According the the New York Post, the emails were recovered from a computer that was dropped off at a Delaware repair shop and never retrieved. It is not known who dropped the machine off.

What makes all this most newsworthy is that Joe Biden, the Democratic nominee for president, has been denying that he’d ever taken part in his son’s business overseas or that he was even aware of what that business was.

These emails go directly to refuting that and suggest that Biden was used by his son for payment in exchange for influence.

Thus, the story ran and was distributed through social media until prominent, anti-Trump users demanded that it stop.

Kyle Griffin, an MSNBC producer with more than 900,000 followers tweeted, “No one should link to or share that NY Post ‘report’. You can discuss the obvious flaws and unanswerable questions in the report without amplifying what appears to be disinformation.”

Andy Stone, who works in the communications department at Facebook but has a long resume featuring jobs with various Democratic organizations was also containing the story. “While I will intentionally not link to the New York Post,” Stone tweeted, “I want be clear that this story is eligible to be fact checked by Facebook’s third-party fact checking partners.

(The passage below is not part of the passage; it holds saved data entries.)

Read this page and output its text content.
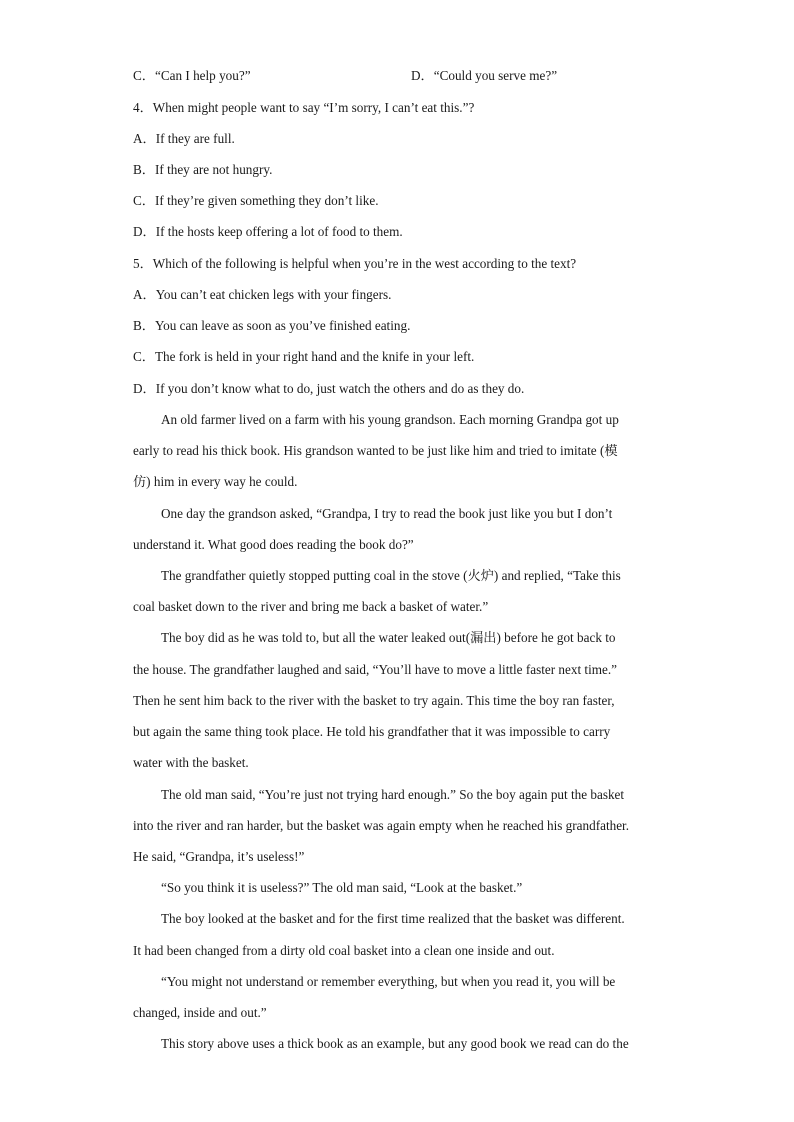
C．“Can I help you?”	D．“Could you serve me?”
4．When might people want to say “I’m sorry, I can’t eat this.”?
A．If they are full.
B．If they are not hungry.
C．If they’re given something they don’t like.
D．If the hosts keep offering a lot of food to them.
5．Which of the following is helpful when you’re in the west according to the text?
A．You can’t eat chicken legs with your fingers.
B．You can leave as soon as you’ve finished eating.
C．The fork is held in your right hand and the knife in your left.
D．If you don’t know what to do, just watch the others and do as they do.
An old farmer lived on a farm with his young grandson. Each morning Grandpa got up
early to read his thick book. His grandson wanted to be just like him and tried to imitate (模
仿) him in every way he could.
One day the grandson asked, “Grandpa, I try to read the book just like you but I don’t
understand it. What good does reading the book do?”
The grandfather quietly stopped putting coal in the stove (火炉) and replied, “Take this
coal basket down to the river and bring me back a basket of water.”
The boy did as he was told to, but all the water leaked out(漏出) before he got back to
the house. The grandfather laughed and said, “You’ll have to move a little faster next time.”
Then he sent him back to the river with the basket to try again. This time the boy ran faster,
but again the same thing took place. He told his grandfather that it was impossible to carry
water with the basket.
The old man said, “You’re just not trying hard enough.” So the boy again put the basket
into the river and ran harder, but the basket was again empty when he reached his grandfather.
He said, “Grandpa, it’s useless!”
“So you think it is useless?” The old man said, “Look at the basket.”
The boy looked at the basket and for the first time realized that the basket was different.
It had been changed from a dirty old coal basket into a clean one inside and out.
“You might not understand or remember everything, but when you read it, you will be
changed, inside and out.”
This story above uses a thick book as an example, but any good book we read can do the
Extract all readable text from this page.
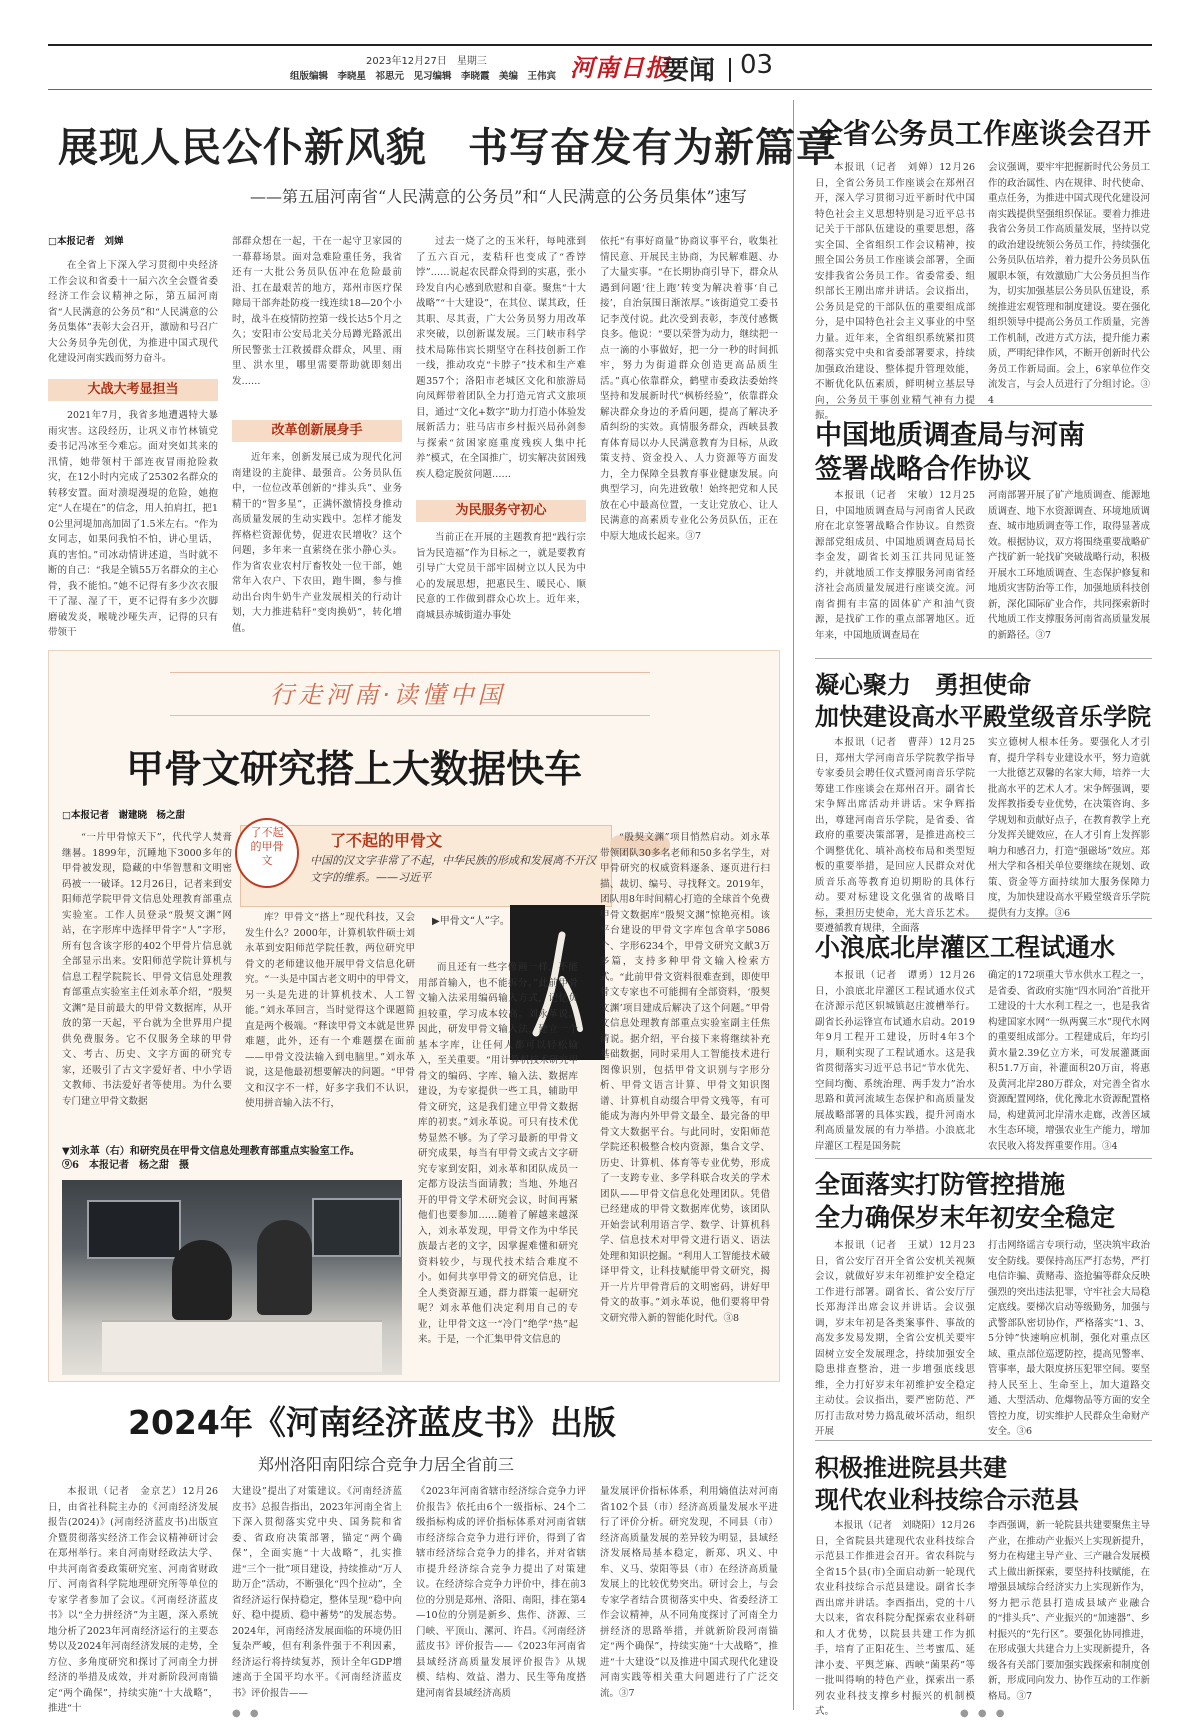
2023年12月27日　星期三
组版编辑　李晓星　祁思元　见习编辑　李晓霞　美编　王伟宾 河南日报
要闻 03
展现人民公仆新风貌　书写奋发有为新篇章
——第五届河南省“人民满意的公务员”和“人民满意的公务员集体”速写
□本报记者　刘婵
在全省上下深入学习贯彻中央经济工作会议和省委十一届六次全会暨省委经济工作会议精神之际，第五届河南省“人民满意的公务员”和“人民满意的公务员集体”表彰大会召开，激励和号召广大公务员争先创优，为推进中国式现代化建设河南实践而努力奋斗。
大战大考显担当
2021年7月，我省多地遭遇特大暴雨灾害。这段经历，让巩义市竹林镇党委书记冯冰至今难忘。面对突如其来的汛情，她带领村干部连夜冒雨抢险救灾，在12小时内完成了25302名群众的转移安置。面对溃堤漫堤的危险，她抱定“人在堤在”的信念，用人拍肩扛，把10公里河堤加高加固了1.5米左右。“作为女同志，如果问我怕不怕，讲心里话，真的害怕。”司冰动情讲述道，当时就不断的自己：“我是全镇55万名群众的主心骨，我不能怕。”她不记得有多少次衣服干了湿、湿了干，更不记得有多少次脚磨破发炎，喉咙沙哑失声，记得的只有带领干
部群众想在一起，干在一起守卫家园的一幕幕场景。面对急难险重任务，我省还有一大批公务员队伍冲在危险最前沿、扛在最艰苦的地方，郑州市医疗保障局干部奔赴防疫一线连续18—20个小时，战斗在疫情防控第一线长达5个月之久；安阳市公安局北关分局蹲光路派出所民警张士江救援群众群众，风里、雨里、洪水里，哪里需要帮助就即刻出发……
改革创新展身手
近年来，创新发展已成为现代化河南建设的主旋律、最强音。公务员队伍中，一位位改革创新的“排头兵”、业务精干的“智多星”，正满怀激情投身推动高质量发展的生动实践中。怎样才能发挥格栏资源优势，促进农民增收？这个问题，多年来一直萦绕在张小静心头。作为省农业农村厅畜牧处一位干部，她常年入农户、下农田，跑牛圈，参与推动出台肉牛奶牛产业发展相关的行动计划，大力推进秸秆“变肉换奶”，转化增值。
过去一烧了之的玉米秆，每吨涨到了五六百元，麦秸秆也变成了“香饽饽”……说起农民群众得到的实惠，张小玲发自内心感到欣慰和自豪。聚焦“十大战略”“十大建设”，在其位、谋其政，任其职、尽其责，广大公务员努力用改革求突破，以创新谋发展。三门峡市科学技术局陈伟宾长期坚守在科技创新工作一线，推动攻克“卡脖子”技术和生产难题357个；洛阳市老城区文化和旅游局向凤辉带着团队全力打造元宵式文旅项目，通过“文化+数字”助力打造小体验发展新活力；驻马店市乡村振兴局孙剑参与探索“贫困家庭重度残疾人集中托养”模式，在全国推广，切实解决贫困残疾人稳定脱贫问题……
为民服务守初心
当前正在开展的主题教育把“践行宗旨为民造福”作为目标之一，就是要教育引导广大党员干部牢固树立以人民为中心的发展思想，把惠民生、暖民心、顺民意的工作做到群众心坎上。近年来，商城县赤城街道办事处
依托“有事好商量”协商议事平台，收集社情民意、开展民主协商，为民解难题、办了大量实事。“在长期协商引导下，群众从遇到问题‘往上跑’转变为解决着事‘自己接’，自治氛围日渐浓厚。”该街道党工委书记李茂付说。此次受到表彰，李茂付感慨良多。他说：“要以荣誉为动力，继续把一点一滴的小事做好，把一分一秒的时间抓牢，努力为街道群众创造更高品质生活。”真心依靠群众，鹤壁市委政法委始终坚持和发展新时代“枫桥经验”，依靠群众解决群众身边的矛盾问题，提高了解决矛盾纠纷的实效。真情服务群众，西峡县教育体育局以办人民满意教育为目标，从政策支持、资金投入、人力资源等方面发力，全力保障全县教育事业健康发展。向典型学习，向先进致敬！始终把党和人民放在心中最高位置，一支让党放心、让人民满意的高素质专业化公务员队伍，正在中原大地成长起来。③7
行走河南·读懂中国
甲骨文研究搭上大数据快车
□本报记者　谢建晓　杨之甜
了不起的甲骨文
了不起的甲骨文
中国的汉文字非常了不起，中华民族的形成和发展离不开汉文字的维系。——习近平
“一片甲骨惊天下”，代代学人焚膏继晷。1899年，沉睡地下3000多年的甲骨被发现，隐藏的中华智慧和文明密码被一一破译。12月26日，记者来到安阳师范学院甲骨文信息处理教育部重点实验室。工作人员登录“殷契文渊”网站，在字形库中选择甲骨字“人”字形，所有包含该字形的402个甲骨片信息就全部显示出来。安阳师范学院计算机与信息工程学院院长、甲骨文信息处理教育部重点实验室主任刘永革介绍，“殷契文渊”是目前最大的甲骨文数据库，从开放的第一天起，平台就为全世界用户提供免费服务。它不仅服务全球的甲骨文、考古、历史、文字方面的研究专家，还吸引了古文字爱好者、中小学语文教师、书法爱好者等使用。为什么要专门建立甲骨文数据
库？甲骨文“搭上”现代科技，又会发生什么？2000年，计算机软件硕士刘永革到安阳师范学院任教，两位研究甲骨文的老师建议他开展甲骨文信息化研究。“一头是中国古老文明中的甲骨文，另一头是先进的计算机技术、人工智能。”刘永革回言，当时觉得这个课题简直是两个极端。“释读甲骨文本就是世界难题，此外，还有一个难题摆在面前——甲骨文没法输入到电脑里。”刘永革说，这是他最初想要解决的问题。“甲骨文和汉字不一样，好多字我们不认识，使用拼音输入法不行，
▶甲骨文“人”字。
而且还有一些字像画一样，不能用部首输入，也不能拆分。”此前甲骨文输入法采用编码输入方式，记忆负担较重，学习成本较高。刘永革说。因此，研发甲骨文输入法，建立一个基本字库，让任何人都可以轻松输入，至关重要。“用计算机技术研究甲骨文的编码、字库、输入法、数据库建设，为专家提供一些工具，辅助甲骨文研究，这是我们建立甲骨文数据库的初衷。”刘永革说。可只有技术优势显然不够。为了学习最新的甲骨文研究成果，每当有甲骨文或古文字研究专家到安阳，刘永革和团队成员一定都方设法当面请教；当地、外地召开的甲骨文学术研究会议，时间再紧他们也要参加……随着了解越来越深入，刘永革发现，甲骨文作为中华民族最古老的文字，因掌握难懂和研究资料较少，与现代技术结合难度不小。如何共享甲骨文的研究信息，让全人类资源互通，群力群策一起研究呢？刘永革他们决定利用自己的专业，让甲骨文这一“冷门”绝学“热”起来。于是，一个汇集甲骨文信息的
“殷契文渊”项目悄然启动。刘永革带领团队30多名老师和50多名学生，对甲骨研究的权威资料逐条、逐页进行扫描、裁切、编号、寻找释文。2019年，团队用8年时间精心打造的全球首个免费甲骨文数据库“殷契文渊”惊艳亮相。该平台建设的甲骨文字库包含单字5086个、字形6234个，甲骨文研究文献3万多篇，支持多种甲骨文输入检索方式。“此前甲骨文资料很难查到，即使甲骨文专家也不可能拥有全部资料，‘殷契文渊’项目建成后解决了这个问题。”甲骨文信息处理教育部重点实验室副主任焦清说。据介绍，平台接下来将继续补充基础数据，同时采用人工智能技术进行图像识别，包括甲骨文识别与字形分析、甲骨文语言计算、甲骨文知识图谱、计算机自动缀合甲骨文残等，有可能成为海内外甲骨文最全、最完备的甲骨文大数据平台。与此同时，安阳师范学院还积极整合校内资源，集合文学、历史、计算机、体育等专业优势，形成了一支跨专业、多学科联合攻关的学术团队——甲骨文信息化处理团队。凭借已经建成的甲骨文数据库优势，该团队开始尝试利用语言学、数学、计算机科学、信息技术对甲骨文进行语义、语法处理和知识挖掘。“利用人工智能技术破译甲骨文，让科技赋能甲骨文研究，揭开一片片甲骨背后的文明密码，讲好甲骨文的故事。”刘永革说，他们要将甲骨文研究带入新的智能化时代。③8
▼刘永革（右）和研究员在甲骨文信息处理教育部重点实验室工作。⑨6　本报记者　杨之甜　摄
2024年《河南经济蓝皮书》出版
郑州洛阳南阳综合竞争力居全省前三
本报讯（记者　金京艺）12月26日，由省社科院主办的《河南经济发展报告(2024)》(河南经济蓝皮书)出版宣介暨贯彻落实经济工作会议精神研讨会在郑州举行。来自河南财经政法大学、中共河南省委政策研究室、河南省财政厅、河南省科学院地理研究所等单位的专家学者参加了会议。《河南经济蓝皮书》以“全力拼经济”为主题，深入系统地分析了2023年河南经济运行的主要态势以及2024年河南经济发展的走势，全方位、多角度研究和探讨了河南全力拼经济的举措及成效，并对新阶段河南锚定“两个确保”，持续实施“十大战略”，推进“十
大建设”提出了对策建议。《河南经济蓝皮书》总报告指出，2023年河南全省上下深入贯彻落实党中央、国务院和省委、省政府决策部署，锚定“两个确保”，全面实施“十大战略”，扎实推进“三个一批”项目建设，持续推动“万人助万企”活动，不断强化“四个拉动”，全省经济运行保持稳定，整体呈现“稳中向好、稳中提质、稳中蓄势”的发展态势。2024年，河南经济发展面临的环境仍旧复杂严峻，但有利条件强于不利因素，经济运行将持续复苏，预计全年GDP增速高于全国平均水平。《河南经济蓝皮书》评价报告——
《2023年河南省辖市经济综合竞争力评价报告》依托由6个一级指标、24个二级指标构成的评价指标体系对河南省辖市经济综合竞争力进行评价，得到了省辖市经济综合竞争力的排名，并对省辖市提升经济综合竞争力提出了对策建议。在经济综合竞争力评价中，排在前3位的分别是郑州、洛阳、南阳，排在第4—10位的分别是新乡、焦作、济源、三门峡、平顶山、漯河、许昌。《河南经济蓝皮书》评价报告——《2023年河南省县域经济高质量发展评价报告》从规模、结构、效益、潜力、民生等角度搭建河南省县域经济高质
量发展评价指标体系，利用熵值法对河南省102个县（市）经济高质量发展水平进行了评价分析。研究发现，不同县（市）经济高质量发展的差异较为明显，县域经济发展格局基本稳定，新郑、巩义、中牟、义马、荥阳等县（市）在经济高质量发展上的比较优势突出。研讨会上，与会专家学者结合贯彻落实中央、省委经济工作会议精神，从不同角度探讨了河南全力拼经济的思路举措，并就新阶段河南锚定“两个确保”，持续实施“十大战略”，推进“十大建设”以及推进中国式现代化建设河南实践等相关重大问题进行了广泛交流。③7
● ●
全省公务员工作座谈会召开
本报讯（记者　刘婵）12月26日，全省公务员工作座谈会在郑州召开，深入学习贯彻习近平新时代中国特色社会主义思想特别是习近平总书记关于干部队伍建设的重要思想，落实全国、全省组织工作会议精神，按照全国公务员工作座谈会部署，全面安排我省公务员工作。省委常委、组织部长王刚出席并讲话。会议指出，公务员是党的干部队伍的重要组成部分，是中国特色社会主义事业的中坚力量。近年来，全省组织系统紧扣贯彻落实党中央和省委部署要求，持续加强政治建设、整体提升管理效能，不断优化队伍素质，鲜明树立基层导向，公务员干事创业精气神有力提振。
会议强调，要牢牢把握新时代公务员工作的政治属性、内在规律、时代使命、重点任务，为推进中国式现代化建设河南实践提供坚强组织保证。要着力推进我省公务员工作高质量发展，坚持以党的政治建设统领公务员工作，持续强化公务员队伍培养，着力提升公务员队伍履职本领，有效激励广大公务员担当作为，切实加强基层公务员队伍建设，系统推进宏观管理和制度建设。要在强化组织领导中提高公务员工作质量，完善工作机制，改进方式方法，提升能力素质，严明纪律作风，不断开创新时代公务员工作新局面。会上，6家单位作交流发言，与会人员进行了分组讨论。③4
中国地质调查局与河南
签署战略合作协议
本报讯（记者　宋敏）12月25日，中国地质调查局与河南省人民政府在北京签署战略合作协议。自然资源部党组成员、中国地质调查局局长李金发，副省长刘玉江共同见证签约，并就地质工作支撑服务河南省经济社会高质量发展进行座谈交流。河南省拥有丰富的固体矿产和油气资源，是找矿工作的重点部署地区。近年来，中国地质调查局在
河南部署开展了矿产地质调查、能源地质调查、地下水资源调查、环境地质调查、城市地质调查等工作，取得显著成效。根据协议，双方将围绕重要战略矿产找矿新一轮找矿突破战略行动，积极开展水工环地质调查、生态保护修复和地质灾害防治等工作，加强地质科技创新，深化国际矿业合作，共同探索新时代地质工作支撑服务河南省高质量发展的新路径。③7
凝心聚力　勇担使命
加快建设高水平殿堂级音乐学院
本报讯（记者　曹萍）12月25日，郑州大学河南音乐学院教学指导专家委员会聘任仪式暨河南音乐学院筹建工作座谈会在郑州召开。副省长宋争辉出席活动并讲话。宋争辉指出，尊建河南音乐学院，是省委、省政府的重要决策部署，是推进高校三个调整优化、填补高校布局和类型短板的重要举措，是回应人民群众对优质音乐高等教育迫切期盼的具体行动。要对标建设文化强省的战略目标，秉担历史使命，光大音乐艺术。要遵循教育规律，全面落
实立德树人根本任务。要强化人才引育，提升学科专业建设水平，努力造就一大批德艺双馨的名家大师，培养一大批高水平的艺术人才。宋争辉强调，要发挥教指委专业优势，在决策咨询、多学规划和贡献好点子，在教育教学上充分发挥关键效应，在人才引育上发挥影响力和感召力，打造“强磁场”效应。郑州大学和各相关单位要继续在规划、政策、资金等方面持续加大服务保障力度，为加快建设高水平殿堂级音乐学院提供有力支撑。③6
小浪底北岸灌区工程试通水
本报讯（记者　谭勇）12月26日，小浪底北岸灌区工程试通水仪式在济源示范区轵城镇赵庄渡槽举行。副省长孙运锋宣布试通水启动。2019年9月工程开工建设，历时4年3个月，顺利实现了工程试通水。这是我省贯彻落实习近平总书记“节水优先、空间均衡、系统治理、两手发力”治水思路和黄河流域生态保护和高质量发展战略部署的具体实践，提升河南水利高质量发展的有力举措。小浪底北岸灌区工程是国务院
确定的172项重大节水供水工程之一，是省委、省政府实施“四水同治”首批开工建设的十大水利工程之一，也是我省构建国家水网“一纵两翼三水”现代水网的重要组成部分。工程建成后，年均引黄水量2.39亿立方米，可发展灌溉面积51.7万亩，补灌面积20万亩，将惠及黄河北岸280万群众，对完善全省水资源配置网络，优化豫北水资源配置格局，构建黄河北岸清水走廊，改善区域水生态环境，增强农业生产能力，增加农民收入将发挥重要作用。③4
全面落实打防管控措施
全力确保岁末年初安全稳定
本报讯（记者　王斌）12月23日，省公安厅召开全省公安机关视频会议，就做好岁末年初维护安全稳定工作进行部署。副省长、省公安厅厅长郑海洋出席会议并讲话。会议强调，岁末年初是各类案事件、事故的高发多发易发期，全省公安机关要牢固树立安全发展理念，持续加强安全隐患排查整治，进一步增强底线思维，全力打好岁末年初维护安全稳定主动仗。会议指出，要严密防范、严厉打击敌对势力捣乱破坏活动，组织开展
打击网络谣言专项行动，坚决筑牢政治安全防线。要保持高压严打态势，严打电信诈骗、黄赌毒、盗抢骗等群众反映强烈的突出违法犯罪，守牢社会大局稳定底线。要梯次启动等级勤务，加强与武警部队密切协作，严格落实“1、3、5分钟”快速响应机制，强化对重点区域、重点部位巡逻防控，提高见警率、管事率，最大限度挤压犯罪空间。要坚持人民至上、生命至上，加大道路交通、大型活动、危爆物品等方面的安全管控力度，切实维护人民群众生命财产安全。③6
积极推进院县共建
现代农业科技综合示范县
本报讯（记者　刘晓阳）12月26日，全省院县共建现代农业科技综合示范县工作推进会召开。省农科院与全省15个县(市)全面启动新一轮现代农业科技综合示范县建设。副省长李酉出席并讲话。李酉指出，党的十八大以来，省农科院分配探索农业科研和人才优势，以院县共建工作为抓手，培育了正阳花生、兰考蜜瓜、延津小麦、平舆芝麻、西峡“菌果药”等一批叫得响的特色产业，探索出一系列农业科技支撑乡村振兴的机制模式。
李酉强调，新一轮院县共建要聚焦主导产业，在推动产业振兴上实现新提升，努力在构建主导产业、三产融合发展模式上做出新探索，要坚持科技赋能，在增强县域综合经济实力上实现新作为，努力把示范县打造成县域产业融合的“排头兵”、产业振兴的“加速器”、乡村振兴的“先行区”。要强化协同推进，在形成强大共建合力上实现新提升，各级各有关部门要加强实践探索和制度创新，形成同向发力、协作互动的工作新格局。③7
● ● ●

In the meantime, we are reducing its distribution on our platform.”

By the afternoon, Twitter started blocking sharing of the article in any form, warning users away from the link, and locking prominent accounts that shared it, including that of the New York Post itself, Press Secretary Kayleigh McEnany and the Trump campaign account @teamtrump.

In doing so, they turned a shady October surprise leak that would have been ignored by many in the mainstream into a major story that is reverberating through the country. What, many Americans wonder, do these massive tech companies want so badly to hide from them?

The selective censorship by social media monopolies threatens to divide our nation to a degree we have never seen before.